Sadr è noto per le battaglie contro i soldati americani e una strenua lealtà da parte dei suoi seguaci. Dal 2003, il religioso si è posizionato in vari modi come leader di una milizia settaria, una figura rivoluzionaria e un nazionalista che può unificare il paese. A volte, questo vantaggio è stato ottenuto grazie al sostegno iraniano; più di recente, grazie a quello occidentale. Anche senza più seggi in Parlamento, Sadr conserva una vasta influenza nel governo e il suo popolo occupa posizioni di potere ovunque. Le dimissioni del blocco dei sadristi dal Parlamento hanno consentito ai membri del Quadro di coordinamento di sostituirli: secondo la Costituzione, quando chi vince le elezioni si ritira, il blocco successivo per numero di voti ne prende il posto. Questa volta, la maggior parte dei candidati proveniva dalla coalizione sostenuta dall’Iran, che negli ultimi anni, unendosi nel Quadro di coordinamento, ha preso il sopravvento sui gruppi sostenuti dagli Stati Uniti. “L’Iran ha lavorato a una strategia su diversi livelli per limitare Sadr una volta che ha vinto le elezioni e ha chiesto un governo a maggioranza nazionale in cui le forze del Quadro di coordinamento, appoggiate da Teheran, non erano benvenute. Uno dei momenti più complessi è stato quando l’Iran è riuscito a minacciare gli alleati curdi e sunniti di Sadr, isolandolo e forzandolo ad abbandonare l’idea di formare il governo e la politica. L’Iran è la mente, non possiamo ignorare questo fatto”, dice Ihssan al Shammari, analista politico e professore di Scienze politiche all’Università di Baghdad. 

 

Quando in estate i sadristi sono entrati nella Green Zone, l’area sorvegliata in cui si trovano gli edifici governativi iracheni ma anche le rappresentanze internazionali, Sadr aveva perso la chiave della sua legittimazione per poter svolgere le funzioni politiche oltre che religiose: il suo Marja’ si è dimesso. In Iraq gli sciiti seguono due ayatollah: uno è l’autorità del principale centro religioso sciita iracheno di Najaf, Ali al Sistani, e l’altro era il padre di al Sadr, l’ayatollah Muhammad Muhammad Sadiq al Sadr. Prima della sua morte, Sadr aveva invitato i suoi discepoli così come suo figlio a ispirarsi all’ayatollah Kazem al Haeri basato nella città di Qom.

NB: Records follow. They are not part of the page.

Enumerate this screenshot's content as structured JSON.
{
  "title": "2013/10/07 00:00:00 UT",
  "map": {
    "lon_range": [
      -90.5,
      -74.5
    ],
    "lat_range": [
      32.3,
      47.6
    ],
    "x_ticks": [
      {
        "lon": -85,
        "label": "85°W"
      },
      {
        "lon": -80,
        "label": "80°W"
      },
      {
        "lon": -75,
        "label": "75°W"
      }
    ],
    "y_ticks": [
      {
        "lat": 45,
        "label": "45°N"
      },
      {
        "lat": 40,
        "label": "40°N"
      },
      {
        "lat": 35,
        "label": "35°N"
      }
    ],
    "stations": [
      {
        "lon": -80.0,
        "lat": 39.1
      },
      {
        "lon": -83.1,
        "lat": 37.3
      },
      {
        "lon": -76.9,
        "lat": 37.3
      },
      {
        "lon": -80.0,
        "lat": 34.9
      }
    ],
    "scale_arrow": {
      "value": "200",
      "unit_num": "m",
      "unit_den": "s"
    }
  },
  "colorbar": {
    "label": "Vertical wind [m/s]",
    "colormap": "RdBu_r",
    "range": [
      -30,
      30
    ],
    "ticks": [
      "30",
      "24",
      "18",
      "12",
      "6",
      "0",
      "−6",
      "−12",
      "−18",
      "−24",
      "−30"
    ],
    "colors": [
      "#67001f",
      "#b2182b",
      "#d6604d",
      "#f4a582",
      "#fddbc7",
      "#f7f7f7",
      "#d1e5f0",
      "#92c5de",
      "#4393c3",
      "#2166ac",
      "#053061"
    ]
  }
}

Ma questi ad agosto ha annunciato le sue dimissioni – fatto molto inusuale e il suo suggerimento è stato quello di seguire la Guida suprema iraniana Ali Khamenei.

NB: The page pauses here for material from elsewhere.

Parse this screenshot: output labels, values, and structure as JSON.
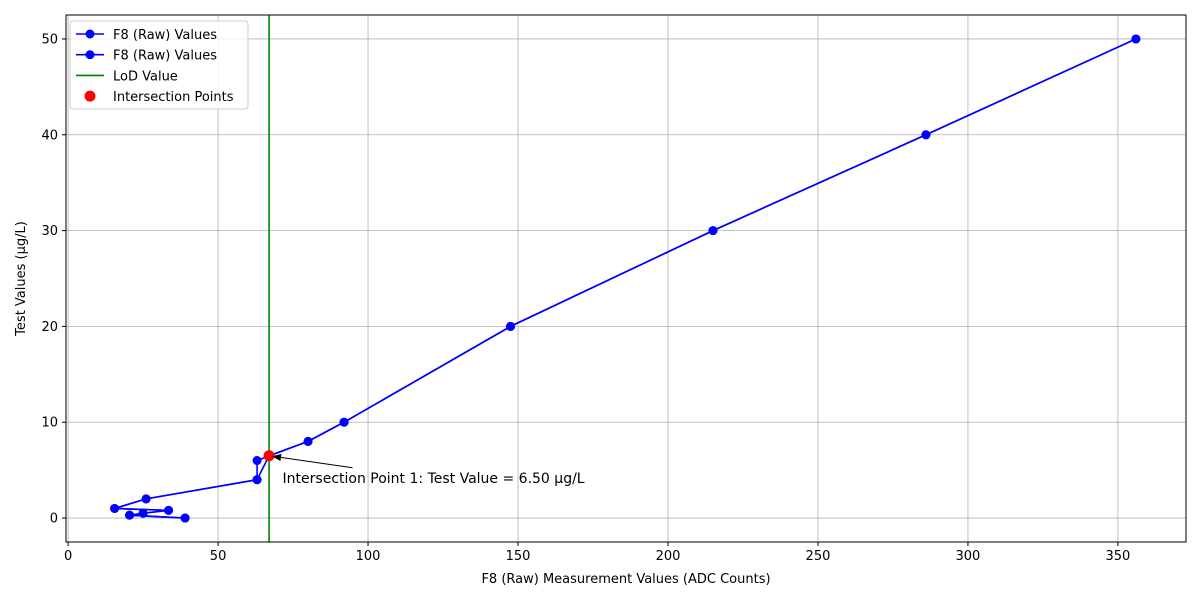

Per le strade di Baghdad, dall’aeroporto al centro, alla rotonda di fronte all’ambasciata americana e nel paese all’interno delle zone in cui il controllo delle Forze di mobilitazione popolare è più forte, si vedono le gigantografie del generale iraniano Qasem Soleimani e Abu Mahdi al  Muhandis, morti nel blitz a Baghdad del 2020 deciso dall’Amministrazione Trump. La presenza iraniana si sta facendo spazio attraverso le forze che hanno preso il controllo di quella porzione di territorio che dall’Iran attraversa le regioni irachene di Diyala e Anbar – dove è arrivata nel 2014, nel corso della guerra contro lo Stato islamico – alla Siria, al Libano di Hezbollah.